Creating and Submitting a Spark SQL Job

Scenario

DLI can query data stored in OBS. This section describes how to us a Spark SQL job on DLI to query OBS data.

Procedure

You can use DLI to submit a Spark SQL job to query data. The general procedure is as follows:

Step 1: Upload Data to OBS

Step 2: Create a Queue

Step 3: Create a Database

Step 4: Create a Table

Step 5: Query Data

Step 1: Upload Data to OBS

Before you use DLI to query and analyze data, upload data files to OBS.

  1. Go to the DLI console.

  2. In the service list, click Object Storage Service under Storage. The OBS console page is displayed.

  3. Create a bucket. In this example, the bucket name is obs1.

    1. Click Create Bucket in the upper right corner.

    2. On the displayed Create Bucket page, enter the Bucket Name. Retain the default values for other parameters or adjust them as needed.

      Note

      You must select the same region as the DLI management console.

    3. Click Create Now.

  4. Click obs1 to access its Objects tab page.

  5. Click Upload Object. In the displayed dialog box, drag a desired file or folder, for example, sampledata.csv to the Upload Object area. Then, click Upload.

    You can create a sampledata.txt file, copy the following content separated by commas (,), and save the file as sampledata.csv.

    12,test
    

    After the file is uploaded successfully, the file path is obs://obs1/sampledata.csv.

    Note

    • For more information about OBS operations, see the Object Storage Service Console Operation Guide.

    • For more information about the tool, see the OBS Tool Guide.

    • You are advised to use an OBS tool, such as OBS Browser+, to upload large files because OBS Console has restrictions on the file size and quantity.

      • OBS Browser+ is a graphical tool that provides complete functions for managing your buckets and objects in OBS.

Step 2: Create a Queue

A queue is the basis for using DLI. Before executing a SQL job, you need to create a queue.

  • DLI provides a preconfigured queue named default.

  • You can also create queues as needed.

    1. Log in to the DLI management console.

    2. In the left navigation pane of the DLI management console, choose SQL Editor.

    3. On the left pane, select the Queues tab, and click image1 next to Queues.

      For details, see Creating a Queue.

Step 3: Create a Database

Before querying data, create a database, for example, db1.

Note

The default database is a built-in database.

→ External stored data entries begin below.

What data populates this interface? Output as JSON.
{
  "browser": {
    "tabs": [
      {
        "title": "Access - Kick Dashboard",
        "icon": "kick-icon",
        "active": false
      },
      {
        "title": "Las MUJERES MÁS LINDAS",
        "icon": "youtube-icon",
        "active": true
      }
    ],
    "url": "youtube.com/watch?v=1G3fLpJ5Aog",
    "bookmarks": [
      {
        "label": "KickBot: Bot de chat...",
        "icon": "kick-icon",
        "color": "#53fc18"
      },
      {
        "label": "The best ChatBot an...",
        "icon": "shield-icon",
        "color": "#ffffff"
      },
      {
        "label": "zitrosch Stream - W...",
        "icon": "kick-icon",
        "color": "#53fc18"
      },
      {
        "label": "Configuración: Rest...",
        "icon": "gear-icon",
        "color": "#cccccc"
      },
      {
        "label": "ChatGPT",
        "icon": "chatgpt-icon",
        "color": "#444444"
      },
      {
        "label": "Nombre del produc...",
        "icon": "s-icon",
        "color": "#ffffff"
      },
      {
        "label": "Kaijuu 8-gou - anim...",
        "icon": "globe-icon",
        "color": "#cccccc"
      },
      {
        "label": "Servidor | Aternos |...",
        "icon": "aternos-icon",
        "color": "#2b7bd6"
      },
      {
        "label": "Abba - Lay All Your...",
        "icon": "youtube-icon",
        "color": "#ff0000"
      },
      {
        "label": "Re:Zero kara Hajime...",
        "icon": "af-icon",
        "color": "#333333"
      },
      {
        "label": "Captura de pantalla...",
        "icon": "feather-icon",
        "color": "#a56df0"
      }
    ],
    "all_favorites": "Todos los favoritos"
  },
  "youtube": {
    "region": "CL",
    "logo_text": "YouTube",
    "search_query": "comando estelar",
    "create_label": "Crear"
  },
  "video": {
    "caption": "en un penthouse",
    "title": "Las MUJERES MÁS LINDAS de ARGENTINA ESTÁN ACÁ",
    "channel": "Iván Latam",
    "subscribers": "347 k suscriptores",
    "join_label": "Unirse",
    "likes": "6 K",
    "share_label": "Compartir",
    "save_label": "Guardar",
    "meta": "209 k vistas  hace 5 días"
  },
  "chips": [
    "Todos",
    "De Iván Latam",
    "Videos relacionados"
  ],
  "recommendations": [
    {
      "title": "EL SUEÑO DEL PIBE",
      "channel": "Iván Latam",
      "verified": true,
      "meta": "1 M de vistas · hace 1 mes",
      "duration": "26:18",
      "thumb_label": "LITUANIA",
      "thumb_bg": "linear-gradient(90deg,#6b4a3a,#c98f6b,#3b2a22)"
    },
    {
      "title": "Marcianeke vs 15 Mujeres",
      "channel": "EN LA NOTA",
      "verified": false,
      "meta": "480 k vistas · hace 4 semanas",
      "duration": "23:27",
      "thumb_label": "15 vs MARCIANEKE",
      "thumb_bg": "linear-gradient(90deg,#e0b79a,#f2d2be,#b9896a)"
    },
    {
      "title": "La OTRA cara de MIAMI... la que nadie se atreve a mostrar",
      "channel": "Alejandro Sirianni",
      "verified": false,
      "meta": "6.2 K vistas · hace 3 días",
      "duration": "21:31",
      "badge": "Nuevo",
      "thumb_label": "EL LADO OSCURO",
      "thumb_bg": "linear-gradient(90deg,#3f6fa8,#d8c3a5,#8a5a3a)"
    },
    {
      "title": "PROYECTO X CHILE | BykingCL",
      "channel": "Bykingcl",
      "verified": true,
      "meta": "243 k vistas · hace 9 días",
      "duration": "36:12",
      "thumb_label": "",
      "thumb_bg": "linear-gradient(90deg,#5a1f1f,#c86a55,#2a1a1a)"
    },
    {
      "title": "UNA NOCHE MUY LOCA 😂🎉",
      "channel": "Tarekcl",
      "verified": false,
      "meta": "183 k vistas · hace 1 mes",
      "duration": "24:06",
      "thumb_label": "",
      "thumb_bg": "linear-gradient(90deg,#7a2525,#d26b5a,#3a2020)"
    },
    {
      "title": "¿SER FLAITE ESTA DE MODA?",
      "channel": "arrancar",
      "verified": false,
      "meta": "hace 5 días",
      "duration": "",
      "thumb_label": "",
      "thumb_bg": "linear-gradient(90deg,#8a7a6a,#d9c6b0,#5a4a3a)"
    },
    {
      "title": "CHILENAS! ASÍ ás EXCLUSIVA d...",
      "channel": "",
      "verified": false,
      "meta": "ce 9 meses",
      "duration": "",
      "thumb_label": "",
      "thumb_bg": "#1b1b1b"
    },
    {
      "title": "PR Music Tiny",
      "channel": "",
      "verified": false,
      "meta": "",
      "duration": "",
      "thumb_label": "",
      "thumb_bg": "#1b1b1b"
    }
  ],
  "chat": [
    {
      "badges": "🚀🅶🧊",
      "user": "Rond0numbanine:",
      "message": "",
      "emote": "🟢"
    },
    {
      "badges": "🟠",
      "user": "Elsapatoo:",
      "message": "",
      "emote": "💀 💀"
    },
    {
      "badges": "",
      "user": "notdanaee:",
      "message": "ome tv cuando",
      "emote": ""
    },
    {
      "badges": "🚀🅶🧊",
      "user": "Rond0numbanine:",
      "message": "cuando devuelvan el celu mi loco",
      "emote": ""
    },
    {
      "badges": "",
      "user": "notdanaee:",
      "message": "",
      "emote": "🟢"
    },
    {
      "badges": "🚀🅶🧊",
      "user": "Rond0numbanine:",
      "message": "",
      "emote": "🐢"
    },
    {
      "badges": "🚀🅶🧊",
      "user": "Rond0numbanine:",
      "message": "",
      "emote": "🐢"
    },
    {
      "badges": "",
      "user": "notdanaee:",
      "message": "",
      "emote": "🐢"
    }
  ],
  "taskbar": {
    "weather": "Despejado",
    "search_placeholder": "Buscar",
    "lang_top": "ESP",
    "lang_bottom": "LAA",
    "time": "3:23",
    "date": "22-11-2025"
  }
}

You cannot create the default. database.

  1. In the left navigation pane of the DLI management console, choose SQL Editor.

  2. In the editing window on the right of the SQL Editor page, enter the following SQL statement and click Execute. Read and agree to the privacy agreement, and click OK.

    create database db1;
    

    After the database is successfully created, click image2 in the middle pane to refresh the database list. The new database db1 is displayed in the list.

    Note

    When you execute a query on the DLI management console for the first time, you need to read the privacy agreement. You can perform operations only after you agree to the agreement. For later queries, you will not need to read the privacy agreement again.

Step 4: Create a Table

After database db1 is created, create a table (for example, table1) containing data in the sample file obs://obs1/sampledata.csv stored on OBS in db1.

  1. In the SQL editing window of the SQL Editor page, select the default queue and database db1.

  2. Enter the following SQL statement in the job editor window and click Execute:

    create table table1 (id int, name string) using csv options (path 'obs://obs1/sampledata.csv');
    

    After the table is successfully created, click the Databases tab then db1. The created table table1 is displayed in the table list.

Step 5: Query Data

After performing the preceding steps, you can start querying data.

  1. In the Table tab on the SQL Editor page, double-click the created table table1. The SQL statement is automatically displayed in the SQL job editing window in the right pane. Run following statement to query 1,000 records in the table1 table:

    select * from db1.table1 limit 1000;
    
  2. Click Execute. The system starts the query.

    After the SQL statement is successfully executed or fails to be executed, you can view the query result on the View Result tab under the SQL job editing window.